- Prerequesites
- Extracting terminology
- Configuring terminology extraction
- Debugging terminology extraction
- Getting statistics of pipeline executions
Prerequesites
- Java 8
Extracting terminology
Say corpus
is the IndexedCorpus object produced by the NLP preprocessings (see pipelines for explanations), the terminology extraction pipeline can launched with Java API with:
TermSuite.terminoExtractor().execute(corpus);
The TermSuite.terminoExtractor()
creates a new TerminoExtractor object, which is a builder for the configuration of the terminology extraction pipeline. the method execute()
runs this pipeline on the parameter corpus. After the pipeline has executed, the parameter corpus
contains many term variations and other morphological informations and cleanings.
Configuring terminology extraction
The terminology extraction process can be finely tuned by passing an ExtractorOptions options object to TerminoExtractor.
You can create a language-independant ExtractorOptions object from scratch, but it is not advised:
// !!! Not advised !!!
ExtractorOptions extractorOptions = new ExtractorOptions();
But, it is better to creates a new ExtractorOptions object by cloning the language defaults:
// Clones the default configuration object for given language
ExtractorOptions extractorOptions = TermSuite.getDefaultExtractorConfig(lang);
Full example:
// Clones the default configuration object for given language
ExtractorOptions extractorOptions = TermSuite.getDefaultExtractorConfig(lang);
// deactivates post-processing
extractorOptions.getPostProcessorConfig().setEnabled(false);
// activates semantic variant detection
extractorOptions.getGathererConfig().setSemanticEnabled(true);
// runs the pipeline
TermSuite.terminoExtractor()
.setOptions(extractorOptions)
.execute(corpus);
Debugging terminology extraction
If you need to investigate why a term has came out of the terminology extraction process or why another term has not came out of the terminology extraction process, you can set a history to TerminoExtractor. The following example watch the term “wind energy”

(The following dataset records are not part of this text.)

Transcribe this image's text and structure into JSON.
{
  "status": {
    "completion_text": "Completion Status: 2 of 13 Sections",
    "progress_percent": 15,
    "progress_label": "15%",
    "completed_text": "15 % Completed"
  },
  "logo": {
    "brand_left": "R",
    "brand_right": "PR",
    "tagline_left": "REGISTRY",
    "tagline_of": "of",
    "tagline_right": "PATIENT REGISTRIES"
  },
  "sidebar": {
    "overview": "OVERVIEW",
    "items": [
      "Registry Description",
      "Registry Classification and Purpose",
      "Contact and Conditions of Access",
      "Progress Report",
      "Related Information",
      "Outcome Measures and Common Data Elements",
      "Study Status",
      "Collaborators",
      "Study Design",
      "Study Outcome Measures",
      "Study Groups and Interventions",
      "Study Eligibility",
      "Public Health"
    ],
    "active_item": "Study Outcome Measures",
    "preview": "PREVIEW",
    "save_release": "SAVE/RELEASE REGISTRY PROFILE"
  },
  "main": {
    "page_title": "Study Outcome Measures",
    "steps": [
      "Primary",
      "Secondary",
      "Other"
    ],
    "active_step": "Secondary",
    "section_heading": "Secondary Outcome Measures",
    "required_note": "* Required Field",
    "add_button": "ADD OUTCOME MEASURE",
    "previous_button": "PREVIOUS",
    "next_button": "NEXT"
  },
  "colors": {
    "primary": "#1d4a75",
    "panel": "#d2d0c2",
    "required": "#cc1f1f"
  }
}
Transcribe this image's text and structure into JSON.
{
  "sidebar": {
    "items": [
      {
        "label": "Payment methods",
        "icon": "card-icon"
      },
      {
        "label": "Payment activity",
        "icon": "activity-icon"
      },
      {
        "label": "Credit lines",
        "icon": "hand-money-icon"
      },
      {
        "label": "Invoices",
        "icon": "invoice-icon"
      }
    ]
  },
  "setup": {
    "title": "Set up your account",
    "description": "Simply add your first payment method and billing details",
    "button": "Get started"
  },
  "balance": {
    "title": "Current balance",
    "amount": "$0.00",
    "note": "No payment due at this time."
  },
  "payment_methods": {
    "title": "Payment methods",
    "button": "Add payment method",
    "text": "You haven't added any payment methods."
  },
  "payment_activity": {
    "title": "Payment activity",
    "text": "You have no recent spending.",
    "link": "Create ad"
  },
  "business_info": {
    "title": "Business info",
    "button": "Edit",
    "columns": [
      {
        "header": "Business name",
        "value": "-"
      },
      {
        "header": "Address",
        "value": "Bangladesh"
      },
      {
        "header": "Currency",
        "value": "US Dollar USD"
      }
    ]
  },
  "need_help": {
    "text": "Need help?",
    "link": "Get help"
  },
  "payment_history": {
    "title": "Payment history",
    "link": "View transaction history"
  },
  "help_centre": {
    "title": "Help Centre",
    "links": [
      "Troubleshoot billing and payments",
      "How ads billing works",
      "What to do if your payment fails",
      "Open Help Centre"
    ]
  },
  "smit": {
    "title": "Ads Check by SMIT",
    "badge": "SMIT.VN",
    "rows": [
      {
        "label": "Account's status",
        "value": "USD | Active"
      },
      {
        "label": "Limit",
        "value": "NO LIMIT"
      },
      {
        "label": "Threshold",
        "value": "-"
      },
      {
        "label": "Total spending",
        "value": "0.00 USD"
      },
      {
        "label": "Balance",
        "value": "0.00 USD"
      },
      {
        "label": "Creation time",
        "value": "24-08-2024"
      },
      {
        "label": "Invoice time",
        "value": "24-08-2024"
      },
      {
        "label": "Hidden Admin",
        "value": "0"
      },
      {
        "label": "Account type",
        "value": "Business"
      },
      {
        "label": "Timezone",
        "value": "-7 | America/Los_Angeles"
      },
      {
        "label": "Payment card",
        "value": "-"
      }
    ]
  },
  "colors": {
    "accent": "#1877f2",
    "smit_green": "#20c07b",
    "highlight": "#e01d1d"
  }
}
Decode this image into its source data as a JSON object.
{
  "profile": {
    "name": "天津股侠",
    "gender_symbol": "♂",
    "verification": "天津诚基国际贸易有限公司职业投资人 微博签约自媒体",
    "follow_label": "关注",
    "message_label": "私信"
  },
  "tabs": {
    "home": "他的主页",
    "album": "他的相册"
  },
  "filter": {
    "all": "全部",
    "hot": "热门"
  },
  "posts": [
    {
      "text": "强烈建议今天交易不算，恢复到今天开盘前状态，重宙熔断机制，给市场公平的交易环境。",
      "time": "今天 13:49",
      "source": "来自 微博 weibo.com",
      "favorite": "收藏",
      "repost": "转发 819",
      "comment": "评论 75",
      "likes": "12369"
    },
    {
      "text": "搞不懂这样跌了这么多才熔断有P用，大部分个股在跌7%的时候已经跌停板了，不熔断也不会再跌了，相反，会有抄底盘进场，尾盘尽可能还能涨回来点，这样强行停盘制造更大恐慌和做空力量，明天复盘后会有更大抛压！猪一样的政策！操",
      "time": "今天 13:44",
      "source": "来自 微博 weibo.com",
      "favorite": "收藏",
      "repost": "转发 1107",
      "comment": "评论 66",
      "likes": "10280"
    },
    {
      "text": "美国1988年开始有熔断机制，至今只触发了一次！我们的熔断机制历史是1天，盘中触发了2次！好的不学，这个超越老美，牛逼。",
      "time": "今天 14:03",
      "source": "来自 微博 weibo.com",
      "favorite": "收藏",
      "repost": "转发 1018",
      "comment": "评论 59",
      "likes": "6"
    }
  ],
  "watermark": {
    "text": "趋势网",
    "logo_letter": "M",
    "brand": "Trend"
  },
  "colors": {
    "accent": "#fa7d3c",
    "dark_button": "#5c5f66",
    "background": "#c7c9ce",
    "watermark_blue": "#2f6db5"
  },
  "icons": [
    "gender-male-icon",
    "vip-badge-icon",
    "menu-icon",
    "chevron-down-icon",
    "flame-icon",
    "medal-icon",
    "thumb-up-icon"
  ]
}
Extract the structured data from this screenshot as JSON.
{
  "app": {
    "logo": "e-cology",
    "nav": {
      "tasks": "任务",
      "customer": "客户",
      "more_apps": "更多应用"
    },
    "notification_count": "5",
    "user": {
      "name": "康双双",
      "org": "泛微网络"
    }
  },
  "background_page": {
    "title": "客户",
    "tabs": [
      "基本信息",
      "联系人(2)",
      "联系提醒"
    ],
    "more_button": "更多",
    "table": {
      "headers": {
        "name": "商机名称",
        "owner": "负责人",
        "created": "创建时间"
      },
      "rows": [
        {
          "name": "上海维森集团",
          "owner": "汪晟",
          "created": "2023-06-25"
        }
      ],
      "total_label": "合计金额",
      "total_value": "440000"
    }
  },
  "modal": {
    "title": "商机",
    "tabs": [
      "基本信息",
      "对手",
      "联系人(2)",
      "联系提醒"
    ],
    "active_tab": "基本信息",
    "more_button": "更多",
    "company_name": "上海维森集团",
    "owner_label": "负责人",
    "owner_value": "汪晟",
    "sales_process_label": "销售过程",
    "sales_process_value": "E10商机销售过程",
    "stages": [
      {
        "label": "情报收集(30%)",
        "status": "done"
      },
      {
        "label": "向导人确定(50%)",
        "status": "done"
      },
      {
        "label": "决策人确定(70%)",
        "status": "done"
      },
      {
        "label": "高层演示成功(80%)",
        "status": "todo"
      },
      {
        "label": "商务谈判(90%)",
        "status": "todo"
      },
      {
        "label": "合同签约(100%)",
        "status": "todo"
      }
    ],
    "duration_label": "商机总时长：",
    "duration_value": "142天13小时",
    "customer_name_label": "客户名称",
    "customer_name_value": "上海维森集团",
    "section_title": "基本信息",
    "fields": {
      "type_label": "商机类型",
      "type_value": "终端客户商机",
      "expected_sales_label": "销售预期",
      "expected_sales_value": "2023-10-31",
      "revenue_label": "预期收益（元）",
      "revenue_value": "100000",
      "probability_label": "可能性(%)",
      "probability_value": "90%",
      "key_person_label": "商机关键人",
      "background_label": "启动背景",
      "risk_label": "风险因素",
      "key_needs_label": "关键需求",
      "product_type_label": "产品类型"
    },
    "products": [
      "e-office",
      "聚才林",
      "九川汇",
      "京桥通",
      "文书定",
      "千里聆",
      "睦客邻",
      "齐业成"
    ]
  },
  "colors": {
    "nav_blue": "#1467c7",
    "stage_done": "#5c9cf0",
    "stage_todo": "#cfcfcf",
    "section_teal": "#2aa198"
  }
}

TermHistory history = new TermHistory();
// runs the pipeline
TermSuite.terminoExtractor()
.setHistory(history)
.watch("wind energy") // watch the term history
.execute(corpus);
// Prints all events impacting term "wind energy"
System.out.println(history.toString("wind energy"));
Getting statistics of pipeline executions
The execute()
method always returns some stats about pipeline execution as an instance of type PipelineStats:
// runs the pipeline
PipelineStats stats = TermSuite.terminoExtractor()
.execute(corpus);